The exams finally ended on Friday 25th May, and in the interim period between this and the start of my last year at school I finally managed plenty of birding. As a whole its been pretty quiet considering the amount of birding I’ve done, but has had some highlights. Read on to find out more…
26th May: This was my first full day’s birding in ages. I spent much of the day at Strathbeg, starting at the lagoon where the only highlight were two feeding Whimbrels, and on the mammalian front a Roe Deer which bounded across the sand and came to drink by the water’s edge; an evocative experience. The Plantation as expected held nothing so it was off to the Visitor Centre. We were greeted by two splendid Little Gulls on the nearest pools, including a stunning adult. Also on the closest pools were 2 Ruff (including a fab sumplum male) which were later joined by a smart Little Ringed Plover. On the further pools a female Osprey sat for ages, whilst a female Marsh Harrier occasionally quartered the reeds. Whilst having a practically resident feel to it at the time, the GREATER YELLOWLEGS was also around, doing its usual by feeding around the juncus on the edge of the pools. The next day would be the last time it was seen by the looks of it…

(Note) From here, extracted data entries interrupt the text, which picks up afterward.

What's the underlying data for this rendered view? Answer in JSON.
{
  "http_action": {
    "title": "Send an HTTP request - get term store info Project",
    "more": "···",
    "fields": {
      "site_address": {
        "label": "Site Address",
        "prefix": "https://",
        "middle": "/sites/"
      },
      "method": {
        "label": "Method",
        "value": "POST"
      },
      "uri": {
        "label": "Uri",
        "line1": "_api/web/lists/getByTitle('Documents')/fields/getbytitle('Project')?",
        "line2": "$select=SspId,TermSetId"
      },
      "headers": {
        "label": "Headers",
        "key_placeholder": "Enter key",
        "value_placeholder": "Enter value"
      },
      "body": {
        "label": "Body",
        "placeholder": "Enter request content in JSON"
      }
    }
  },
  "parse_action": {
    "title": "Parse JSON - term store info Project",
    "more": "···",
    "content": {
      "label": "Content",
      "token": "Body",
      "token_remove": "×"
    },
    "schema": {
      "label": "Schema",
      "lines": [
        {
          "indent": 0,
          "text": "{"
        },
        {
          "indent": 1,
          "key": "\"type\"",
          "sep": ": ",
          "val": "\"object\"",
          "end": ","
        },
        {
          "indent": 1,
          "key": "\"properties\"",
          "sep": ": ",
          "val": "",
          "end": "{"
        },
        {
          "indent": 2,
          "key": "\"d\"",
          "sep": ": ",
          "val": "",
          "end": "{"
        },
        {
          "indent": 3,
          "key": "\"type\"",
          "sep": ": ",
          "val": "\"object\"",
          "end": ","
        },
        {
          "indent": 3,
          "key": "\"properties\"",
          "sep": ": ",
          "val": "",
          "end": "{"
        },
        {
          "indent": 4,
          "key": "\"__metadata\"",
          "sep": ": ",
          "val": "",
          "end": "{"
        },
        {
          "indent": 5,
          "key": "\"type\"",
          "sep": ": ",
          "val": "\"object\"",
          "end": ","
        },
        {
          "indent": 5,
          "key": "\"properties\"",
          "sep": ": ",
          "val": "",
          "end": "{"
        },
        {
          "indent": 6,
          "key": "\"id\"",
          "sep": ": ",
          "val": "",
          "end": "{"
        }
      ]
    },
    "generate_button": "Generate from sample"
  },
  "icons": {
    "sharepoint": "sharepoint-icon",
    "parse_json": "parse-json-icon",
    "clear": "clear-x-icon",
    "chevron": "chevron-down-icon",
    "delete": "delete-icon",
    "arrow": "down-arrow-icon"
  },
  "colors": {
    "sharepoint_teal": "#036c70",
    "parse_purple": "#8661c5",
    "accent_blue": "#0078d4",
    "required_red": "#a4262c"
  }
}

As a whole the reserve was pretty quiet, but the birds it did hold made it well worthwhile, especially with the presence of this ornate drake Red-crested Pochard, which showed well with Mallards by the boathouse at the south end of the loch. This was a welcome regional and Scottish lifer for me and was the significant highlight of the day. It was watched at close quarters for 10 minutes before it swam behind an area of reeds and did not reappear. It has since relocated to Forfar Loch in Angus.
We moved down to the Ythan area mid-afternoon, with Meikle Loch being quiet. Stopping off at the Snub car park revealed a very pleasant surprise in the form of 8 Little Gulls; 6 first summers, one near adult and a full adult, taking the Little Gull total for the day to 10. We indulged in these little gems for a while (with an Osprey fly-past providing more entertainment) before moving down to Blackdog. The conditions were idyllic for scoter watching as the sea was completely still, but there were barely any scoters to watch; just 50 Commons. 2 Great Skuas heading north were nice though and were new for the year. We headed home after a very enjoyable day’s birding, just the release I needed after exams.
28th May: Last Monday I took an early bus up to the Ythan for a day’s birding. I started at the mouth and progressed up to the Waterside Bridge. It’s fair to say that the estuary was very quiet. Wader numbers were at a minimum, with a reasonable amount of Curlew, 10 Ringed Plover and 6 Dunlin being it. Ducks were also very thinly represented, the best being 13 Common Scoters going north offshore. A meticulous look at the ternery was probably the most entertaining part of the check, with 20 Little Terns noted amongst the hundreds of other commoner tern species, all of which were sent into frenzy by a Peregrine at one point. The estuary by Waterside Bridge was also deadly quiet so with nothing else to do, I headed up on to the nearby Sands of Forvie NNR to see if any passerine migs were about.
I was finally rewarded when I came across this beauty singing from an area of bushes. This Cuckoo was the first I had seen on the coast for a very long time and showed fantastically down to about 35ft, probably the best and most prolonged views I’ve ever had of one. I took the following pics and video of this splendid bird, which I was first alerted to it as it flew past me whilst being mobbed by Mipits. There weren’t any other migs around, but a pair of Stonechats were lovely to see. This Cuckoo made an otherwise quiet day worth it, heading home mid afternoon.
1st-3rd June: I’ve managed a good deal of birding over the last few days but once again rewards have been sparse. 1st June saw me doing a round of The Ness, which was completed with uncomfortable rapidity. This was due to how quiet it was, with everywhere on the headland holding nothing save a few Ringed Plovers at Greyhope Bay. Offshore provided the most, with a Puffin heading north with a steady stream of auks being new for the year and the highlight of this unfrutiful check. Popping in to Rigifa Pool the next morning (2nd) provided 3 Dunlins; its always nice to see waders passing through there. Yesterday I did a long walk from Blackdog to Donmouth to grill the scoters and see if I could bump into the King Eider there. Unfortunately the latter was not to be despite proper ‘grilling’, with thousands of Eiders being present offshore, conditions being tricky and a good deal being too far out to work through properly. 500+ Common Scoters were also present but at much closer quarters, which were well checked. At least 15 Velvet Scoters were present amongst them (new for the year), and a dingy looking Long-tailed Duck, and 15+ Red-throated Divers were also on the sea. A bit of presumed passerine mig action was had at Murcar when a dune-side bush produced a Willow Warbler and at least 2 Goldcrests. It was unfortunately high tide at Donmouth so nothing was here. That was more or less that, but it had been an enjoyable walk nonetheless.